Run the consumer first so it is ready and listening:

node consumer.js

In another terminal, run the producer:

node producer.js

Back in the consumer terminal, you will see each message printed with its partition and offset. Notice the groupId in the consumer. If you start a second copy of consumer.js with the same group, Kafka automatically splits the three partitions between the two instances. That is how you scale consumers horizontally without writing any extra coordination code.

Common Mistakes and Troubleshooting

Kafka will not start and the log mentions storage not formatted. You skipped Step 5, or you changed log.dirs after formatting. Run the kafka-storage.sh format command again against the correct directory.

Connection refused on port 9092. The broker is not running, or it is still starting. Check sudo systemctl status kafka and tail the logs with journalctl -u kafka -f. Startup can take 10 to 20 seconds on a small machine.

A client on another machine cannot connect even though the broker is up. This is almost always the advertised.listeners setting. It must point to an address the client can actually reach, not localhost. Set it to the server’s real IP or hostname, then restart Kafka.

The consumer prints nothing. Confirm the topic name matches exactly, and remember that without fromBeginning: true a brand new consumer group only receives messages produced after it connected.

Java version errors at startup. Kafka 3.7 needs Java 17 or newer. Run java -version and reinstall the correct JDK if the number is lower.

Best Practices

For anything beyond a learning box, keep these points in mind.

Use a replication factor of at least 3 in production so the loss of one broker does not lose data. That requires at least three brokers in the cluster.

Do not over-partition. More partitions give more parallelism but also more overhead. Start with a number that matches your expected consumer count and grow later, since you can add partitions but never remove them.

Secure the broker. The PLAINTEXT listener we used has no authentication or encryption, which is fine on a private subnet but never on the open internet. For real deployments, enable TLS and SASL authentication, and put the broker behind a firewall so only trusted services reach port 9092.

Set retention deliberately. By default Kafka keeps messages for seven days. Tune log.retention.hours or log.retention.bytes per topic based on how long consumers might need to replay data, balanced against disk space.

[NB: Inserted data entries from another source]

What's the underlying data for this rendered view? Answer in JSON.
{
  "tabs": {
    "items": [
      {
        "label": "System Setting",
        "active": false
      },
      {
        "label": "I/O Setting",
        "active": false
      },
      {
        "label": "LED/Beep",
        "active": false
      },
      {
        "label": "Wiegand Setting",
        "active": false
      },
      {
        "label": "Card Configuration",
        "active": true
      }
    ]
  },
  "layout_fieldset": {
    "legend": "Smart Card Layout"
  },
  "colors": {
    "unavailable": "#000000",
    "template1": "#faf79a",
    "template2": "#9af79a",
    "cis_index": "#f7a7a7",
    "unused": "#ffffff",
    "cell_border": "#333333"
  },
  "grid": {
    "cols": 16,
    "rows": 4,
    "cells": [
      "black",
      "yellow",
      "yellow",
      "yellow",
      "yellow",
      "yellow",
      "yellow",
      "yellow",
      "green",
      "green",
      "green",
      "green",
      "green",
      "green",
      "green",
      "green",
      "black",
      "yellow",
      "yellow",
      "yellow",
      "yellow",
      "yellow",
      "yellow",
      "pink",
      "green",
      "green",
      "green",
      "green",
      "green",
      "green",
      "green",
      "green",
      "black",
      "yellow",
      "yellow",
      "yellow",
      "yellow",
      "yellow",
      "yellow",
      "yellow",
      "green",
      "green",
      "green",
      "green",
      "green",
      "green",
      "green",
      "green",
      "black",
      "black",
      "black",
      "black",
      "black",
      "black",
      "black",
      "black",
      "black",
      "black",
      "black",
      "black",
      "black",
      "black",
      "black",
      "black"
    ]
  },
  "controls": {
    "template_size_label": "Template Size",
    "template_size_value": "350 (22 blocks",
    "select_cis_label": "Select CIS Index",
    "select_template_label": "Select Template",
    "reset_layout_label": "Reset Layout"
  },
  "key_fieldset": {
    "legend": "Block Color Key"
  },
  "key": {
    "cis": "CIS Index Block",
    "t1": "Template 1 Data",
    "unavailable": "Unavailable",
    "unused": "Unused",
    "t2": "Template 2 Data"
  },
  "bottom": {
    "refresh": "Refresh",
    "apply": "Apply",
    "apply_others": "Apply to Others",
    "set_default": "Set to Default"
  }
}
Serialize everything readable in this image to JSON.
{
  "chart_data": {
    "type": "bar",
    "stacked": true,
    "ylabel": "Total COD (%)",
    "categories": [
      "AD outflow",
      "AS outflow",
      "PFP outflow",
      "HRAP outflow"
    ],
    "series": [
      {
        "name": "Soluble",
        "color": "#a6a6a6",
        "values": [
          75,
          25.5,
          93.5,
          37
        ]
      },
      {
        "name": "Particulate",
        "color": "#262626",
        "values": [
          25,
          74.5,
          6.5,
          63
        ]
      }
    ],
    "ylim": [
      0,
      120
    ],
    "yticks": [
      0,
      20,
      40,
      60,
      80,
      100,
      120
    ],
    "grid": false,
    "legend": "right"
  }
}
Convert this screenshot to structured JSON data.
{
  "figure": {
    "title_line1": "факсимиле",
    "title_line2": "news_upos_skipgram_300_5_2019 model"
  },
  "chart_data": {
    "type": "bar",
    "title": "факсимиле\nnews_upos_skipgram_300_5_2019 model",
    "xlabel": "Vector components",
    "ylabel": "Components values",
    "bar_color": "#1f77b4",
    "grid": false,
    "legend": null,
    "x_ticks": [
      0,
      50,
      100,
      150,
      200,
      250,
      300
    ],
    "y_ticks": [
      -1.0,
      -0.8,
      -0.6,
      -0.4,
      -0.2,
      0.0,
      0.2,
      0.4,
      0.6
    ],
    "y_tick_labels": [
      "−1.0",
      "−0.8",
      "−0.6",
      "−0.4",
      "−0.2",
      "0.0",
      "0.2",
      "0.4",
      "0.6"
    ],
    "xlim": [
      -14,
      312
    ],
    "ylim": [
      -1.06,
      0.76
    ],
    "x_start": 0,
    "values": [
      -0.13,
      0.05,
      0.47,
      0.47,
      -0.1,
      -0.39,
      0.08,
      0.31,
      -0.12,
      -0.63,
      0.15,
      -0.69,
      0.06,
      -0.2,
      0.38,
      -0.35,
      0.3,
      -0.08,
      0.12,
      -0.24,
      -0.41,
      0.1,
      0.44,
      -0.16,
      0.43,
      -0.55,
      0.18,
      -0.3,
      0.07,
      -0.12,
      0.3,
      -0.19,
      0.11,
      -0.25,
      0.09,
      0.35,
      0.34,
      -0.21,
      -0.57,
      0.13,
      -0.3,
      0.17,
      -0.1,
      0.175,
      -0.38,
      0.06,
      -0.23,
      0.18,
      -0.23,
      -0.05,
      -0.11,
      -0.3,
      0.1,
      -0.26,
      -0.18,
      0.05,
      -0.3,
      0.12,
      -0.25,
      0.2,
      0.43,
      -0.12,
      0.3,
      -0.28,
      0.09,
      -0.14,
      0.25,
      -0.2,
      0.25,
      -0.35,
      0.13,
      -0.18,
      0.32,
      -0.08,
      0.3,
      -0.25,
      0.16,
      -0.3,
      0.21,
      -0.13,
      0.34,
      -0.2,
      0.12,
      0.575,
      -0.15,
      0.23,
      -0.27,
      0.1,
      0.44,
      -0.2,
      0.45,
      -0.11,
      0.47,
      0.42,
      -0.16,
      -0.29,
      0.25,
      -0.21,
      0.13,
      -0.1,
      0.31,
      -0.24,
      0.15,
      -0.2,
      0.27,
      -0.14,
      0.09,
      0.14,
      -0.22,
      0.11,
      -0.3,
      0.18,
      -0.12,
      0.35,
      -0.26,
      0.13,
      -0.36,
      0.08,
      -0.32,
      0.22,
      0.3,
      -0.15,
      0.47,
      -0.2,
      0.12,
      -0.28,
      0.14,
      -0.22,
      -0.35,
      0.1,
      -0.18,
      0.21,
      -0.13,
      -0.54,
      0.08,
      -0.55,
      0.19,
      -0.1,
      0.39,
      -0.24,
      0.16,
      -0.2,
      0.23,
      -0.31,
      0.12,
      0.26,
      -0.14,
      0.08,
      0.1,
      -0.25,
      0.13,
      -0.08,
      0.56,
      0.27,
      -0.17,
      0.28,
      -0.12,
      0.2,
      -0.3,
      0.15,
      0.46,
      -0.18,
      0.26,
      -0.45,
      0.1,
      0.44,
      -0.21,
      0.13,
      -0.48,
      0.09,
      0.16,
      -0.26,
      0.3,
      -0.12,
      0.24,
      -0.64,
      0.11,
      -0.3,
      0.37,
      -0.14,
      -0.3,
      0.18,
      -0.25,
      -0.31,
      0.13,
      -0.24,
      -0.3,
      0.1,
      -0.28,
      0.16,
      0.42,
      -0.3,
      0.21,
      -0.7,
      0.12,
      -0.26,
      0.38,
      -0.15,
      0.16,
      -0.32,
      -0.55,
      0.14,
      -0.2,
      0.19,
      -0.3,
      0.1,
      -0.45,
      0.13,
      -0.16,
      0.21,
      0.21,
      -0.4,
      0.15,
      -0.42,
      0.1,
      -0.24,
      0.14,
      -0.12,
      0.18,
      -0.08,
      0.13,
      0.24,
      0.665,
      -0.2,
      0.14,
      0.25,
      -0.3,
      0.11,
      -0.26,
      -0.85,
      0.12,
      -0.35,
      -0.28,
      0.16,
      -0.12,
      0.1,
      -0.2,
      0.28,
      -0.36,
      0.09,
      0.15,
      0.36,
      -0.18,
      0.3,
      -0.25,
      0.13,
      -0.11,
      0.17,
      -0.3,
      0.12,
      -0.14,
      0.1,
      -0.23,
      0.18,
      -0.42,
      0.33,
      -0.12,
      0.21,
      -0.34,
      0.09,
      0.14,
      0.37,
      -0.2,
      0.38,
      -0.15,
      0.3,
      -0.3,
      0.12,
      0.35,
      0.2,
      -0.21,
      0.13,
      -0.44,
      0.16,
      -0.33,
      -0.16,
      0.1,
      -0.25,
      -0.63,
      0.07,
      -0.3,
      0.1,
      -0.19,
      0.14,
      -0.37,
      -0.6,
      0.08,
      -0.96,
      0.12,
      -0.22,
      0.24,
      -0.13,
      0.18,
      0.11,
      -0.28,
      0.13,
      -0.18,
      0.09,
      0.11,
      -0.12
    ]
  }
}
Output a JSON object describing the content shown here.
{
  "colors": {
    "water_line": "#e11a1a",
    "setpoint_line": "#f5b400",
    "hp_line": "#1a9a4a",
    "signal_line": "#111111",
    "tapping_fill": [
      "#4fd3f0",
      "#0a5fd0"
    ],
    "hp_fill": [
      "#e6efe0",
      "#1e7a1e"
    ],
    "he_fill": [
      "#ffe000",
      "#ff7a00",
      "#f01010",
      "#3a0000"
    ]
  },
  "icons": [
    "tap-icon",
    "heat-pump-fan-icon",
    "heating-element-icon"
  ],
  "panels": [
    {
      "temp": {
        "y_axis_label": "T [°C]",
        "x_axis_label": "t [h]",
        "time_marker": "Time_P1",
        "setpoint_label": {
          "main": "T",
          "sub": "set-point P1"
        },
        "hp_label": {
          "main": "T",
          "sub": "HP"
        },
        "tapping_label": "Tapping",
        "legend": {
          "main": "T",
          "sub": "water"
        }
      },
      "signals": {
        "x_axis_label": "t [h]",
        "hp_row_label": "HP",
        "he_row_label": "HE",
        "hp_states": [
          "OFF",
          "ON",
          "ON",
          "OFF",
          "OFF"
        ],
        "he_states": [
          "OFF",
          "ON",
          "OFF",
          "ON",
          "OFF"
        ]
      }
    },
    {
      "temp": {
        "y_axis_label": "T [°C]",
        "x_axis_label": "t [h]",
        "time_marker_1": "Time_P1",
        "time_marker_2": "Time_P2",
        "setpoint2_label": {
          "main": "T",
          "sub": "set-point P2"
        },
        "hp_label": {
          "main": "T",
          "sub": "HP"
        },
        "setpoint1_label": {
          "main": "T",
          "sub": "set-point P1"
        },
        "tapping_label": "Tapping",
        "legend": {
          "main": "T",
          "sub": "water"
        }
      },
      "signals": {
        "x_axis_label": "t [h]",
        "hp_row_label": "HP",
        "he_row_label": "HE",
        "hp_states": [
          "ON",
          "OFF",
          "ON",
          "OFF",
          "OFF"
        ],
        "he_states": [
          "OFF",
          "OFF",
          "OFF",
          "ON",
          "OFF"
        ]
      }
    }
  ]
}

Monitor consumer lag. Lag is the gap between the latest offset and where a consumer group has read. Growing lag means consumers cannot keep up. Track it with kafka-consumer-groups.sh --describe or a monitoring tool like Prometheus.

Conclusion

You now have a working Apache Kafka broker running in KRaft mode on Ubuntu, with no ZooKeeper in sight. Along the way you installed Java, set up a dedicated user, formatted KRaft storage, ran Kafka as a managed systemd service, created a partitioned topic, and moved messages both from the command line and from a real Node.js producer and consumer.

From here, the natural next steps are to spin up a three-broker cluster to see replication in action, explore Kafka Connect for piping data in and out of databases, and look at Kafka Streams or a framework like Faust for processing events as they arrive. Once you understand topics, partitions, offsets, and consumer groups, the rest of the Kafka ecosystem becomes a lot easier to navigate. Happy streaming.